Union employees and supporters gathered in front of the Alaska State Capitol to let the Dunleavy administration and Legislature know they oppose the proposed cuts to the operating budget that would eliminate hundreds of jobs. Many state workers belong to unions.
“2-4-6-8, We need to save our state,” the group of about 150 people chanted at noon.
The ferry system is facing a $97 million cut that could eliminate 253 union jobs, prompting the Inland Boatman’s Union to participate in the rally too. Most union members that were approached were apprehensive to speak to the Empire, and others would only do so off-record.
But they made their voices heard heard with their signs in front of the Capitol. Conan Leegard, an IBU member who stands 6-foot, 11-inches tall, held a sign that read, “Stand Tall for Ferries.” Another IBU member carried a sign that read,”Alaskans for the Ferries, Ferries for Alaskans.”
IBU member Robb Arnold, who has worked for the ferry system sincce 2006, said he has never seen better turnout from the local IBU members.
“I was very impressed by the turnout,” Arnold said. “The Inland Boatman’s Union really cares. People are seeing the importance of what it means to the the community.”
“We want to work with the governor. It’s one of our main messages,” Arnold added.
“We’re in a fight for Alaska’s future,” Kiehl told the crowd from the steps of the Capitol. “So if we want healthy families, and a prosperous economy, the kind of Alaska where want to live, or want to raise our kids or we want grandkids to do well, we can’t afford this budget!”
Kiehl reminded the crowd the budget proposal is not set in stone.
“Here’s the beautiful thing when they founded the American Republic, 2oo and some-odd years ago. They’d read about tyrants,” Kiehl said. “They know you don’t put all the power in any one person, or their out-of-state budget director. This proposal is just that. It’s a proposal. Now we get to work, your elected leaders.”
Kiehl encouraged the crowd to call their representatives and senators and make their voices heard.
“Let your elected leaders know, Alaskans can’t afford the Dunleavy budget,” Kiehl said.
Laura Mulgrew, who is president of the Juneau Education Association and member of the National Education Association, spoke too, saying this is an attack on education. Dunleavy’s budget proposal would cut more than $300 million from the state’s education budget, which is about a quarter of the education budget. The Base Student Allocation would be lowered from about $5,930 per student to $4,800 per student. The Juneau School District alone would lose more than $13 million, which would result in a cutting more than 100 teachers and staff.
“The price of a barrel of oil is no way to determine the worth of our students,” Mulgrew told the crowd.
Alaska State Employees Association Local 52 President Dawn Burdick, said she was concerned for the budget.

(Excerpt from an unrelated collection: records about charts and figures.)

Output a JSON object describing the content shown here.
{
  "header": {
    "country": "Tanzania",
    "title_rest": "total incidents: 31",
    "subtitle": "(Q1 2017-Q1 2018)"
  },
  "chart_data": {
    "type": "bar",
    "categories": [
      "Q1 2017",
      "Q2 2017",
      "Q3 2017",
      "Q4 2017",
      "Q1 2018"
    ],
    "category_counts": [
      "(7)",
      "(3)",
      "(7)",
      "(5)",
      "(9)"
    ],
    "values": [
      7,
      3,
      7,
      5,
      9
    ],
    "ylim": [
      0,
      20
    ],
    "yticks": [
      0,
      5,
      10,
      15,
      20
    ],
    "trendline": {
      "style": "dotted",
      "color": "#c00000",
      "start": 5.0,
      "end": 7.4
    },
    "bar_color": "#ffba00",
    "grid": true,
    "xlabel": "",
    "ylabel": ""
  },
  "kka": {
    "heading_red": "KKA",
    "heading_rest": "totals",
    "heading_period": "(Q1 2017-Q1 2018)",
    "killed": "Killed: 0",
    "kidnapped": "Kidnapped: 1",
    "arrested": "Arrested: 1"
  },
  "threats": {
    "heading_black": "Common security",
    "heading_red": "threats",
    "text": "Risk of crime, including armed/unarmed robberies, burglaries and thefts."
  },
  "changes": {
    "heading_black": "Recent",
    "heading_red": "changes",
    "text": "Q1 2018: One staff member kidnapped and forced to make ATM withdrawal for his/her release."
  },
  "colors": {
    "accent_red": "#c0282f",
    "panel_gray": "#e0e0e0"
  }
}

“I’m here to encourage our legislators to support working families, fund contracts, and support our state workers,” Burdick said.
Alaska AFL-CIO President Vince Beltrami, was not at the rally but issued a written statement Tuesday.
”We built Alaska. We love Alaska. We educate Alaskans. We protect Alaska. And now we are going to have to step up and protect her from this attack on our state and our values. Alaskans, regardless of party want the same things: good schools, safe communities, a high quality of life and a safe place to raise our kids. This budget fails in every respect,” Beltrami said.